Smart shoes

Posted in: Comment, News and Updates

I heard a bloke on BBC Radio 4 say that, in 10 years, you won't be able to buy a pair of shoes that don't have an IP address.  Smart in more senses than one, then.

I suppose the advantage of this is that you will never again lose that flash pair of trainers, and that you might be able to use your shoe as a phone to connect to your smart meter and turn off the fridge. What a prospect.  A boon for parents, perhaps, who will know where their children are and whether they really are doing all that exercise they promised.

I thought about this as I listened to John Loughhead at Bath the other week talk about UK energy and industrial strategy from his vantage point as Chief Scientist at the new Department of Business, Energy and Industrial Strategy [BEIS] – pronounced "baize", apparently.  Loughhead was surprisingly up-beat about about international collaboration and said that the UK would be making a big announcement at COP22 in Marrakech.  If we did, it got drowned out by trumpeting about Trumpism.  He was positive about battery storage, carbon capture, small modular nuclear reactors that you could order from IKEA (well, sort of), and smart metres.  A new role for chief scientists, I thought: being sent out of London to enthuse for your country.

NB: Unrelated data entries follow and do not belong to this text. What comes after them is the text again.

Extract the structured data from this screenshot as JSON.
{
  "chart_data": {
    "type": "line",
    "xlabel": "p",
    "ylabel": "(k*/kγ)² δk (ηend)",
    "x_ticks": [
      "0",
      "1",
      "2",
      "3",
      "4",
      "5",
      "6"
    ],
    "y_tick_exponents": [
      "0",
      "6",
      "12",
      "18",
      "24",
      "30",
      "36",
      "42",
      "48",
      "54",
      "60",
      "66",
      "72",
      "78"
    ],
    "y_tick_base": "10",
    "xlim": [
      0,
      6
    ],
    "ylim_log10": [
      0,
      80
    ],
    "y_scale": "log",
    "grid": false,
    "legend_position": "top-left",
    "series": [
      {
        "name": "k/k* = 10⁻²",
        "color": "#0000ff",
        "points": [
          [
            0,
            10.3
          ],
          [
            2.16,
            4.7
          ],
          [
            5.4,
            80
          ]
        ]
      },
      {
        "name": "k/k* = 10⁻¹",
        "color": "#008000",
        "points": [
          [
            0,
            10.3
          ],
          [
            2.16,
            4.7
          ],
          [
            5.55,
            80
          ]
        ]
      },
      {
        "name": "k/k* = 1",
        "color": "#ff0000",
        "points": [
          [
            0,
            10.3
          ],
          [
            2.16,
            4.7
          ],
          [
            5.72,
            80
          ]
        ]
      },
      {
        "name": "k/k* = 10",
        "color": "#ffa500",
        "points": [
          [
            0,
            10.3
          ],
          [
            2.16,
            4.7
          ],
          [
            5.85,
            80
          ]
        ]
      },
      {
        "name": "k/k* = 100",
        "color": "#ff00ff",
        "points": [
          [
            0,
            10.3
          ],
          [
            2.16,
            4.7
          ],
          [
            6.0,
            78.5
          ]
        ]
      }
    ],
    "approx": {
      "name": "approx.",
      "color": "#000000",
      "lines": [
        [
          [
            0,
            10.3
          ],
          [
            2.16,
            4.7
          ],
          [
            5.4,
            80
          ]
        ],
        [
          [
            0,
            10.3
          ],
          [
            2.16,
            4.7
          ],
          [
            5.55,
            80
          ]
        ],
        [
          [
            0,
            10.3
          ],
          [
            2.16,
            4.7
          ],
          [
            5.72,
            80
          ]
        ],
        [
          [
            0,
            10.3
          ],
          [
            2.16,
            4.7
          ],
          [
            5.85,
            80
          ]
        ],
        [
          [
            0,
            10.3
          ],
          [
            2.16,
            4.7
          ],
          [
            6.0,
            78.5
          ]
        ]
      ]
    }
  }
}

Mind you, I'm still waiting to hear what the UK's big idea was – some 2 weeks after the event.  Of course, there were few fireworks at Marrakech, just a lot of promises from a lot of countries about what they'll be doing (and not doing) in relation to emissions.  It looked like very necessary tedium.  Over-shadowing it all was what President-elect Trump has said about climate change.  However, given that he seems to have taken up every possible stance, perhaps we should just wait to see and not worry overmuch in the meanwhile.  Apart from the money, that is.  Maybe we should worry about the money as many of the promises that economically developing countries are making are contingent on a flow of cash from rich countries to ease the transition – some $100bn a year, I think.  Much of that was set to come from the USA, and turning off a money spigot may well prove much easier than, for example, building a wall.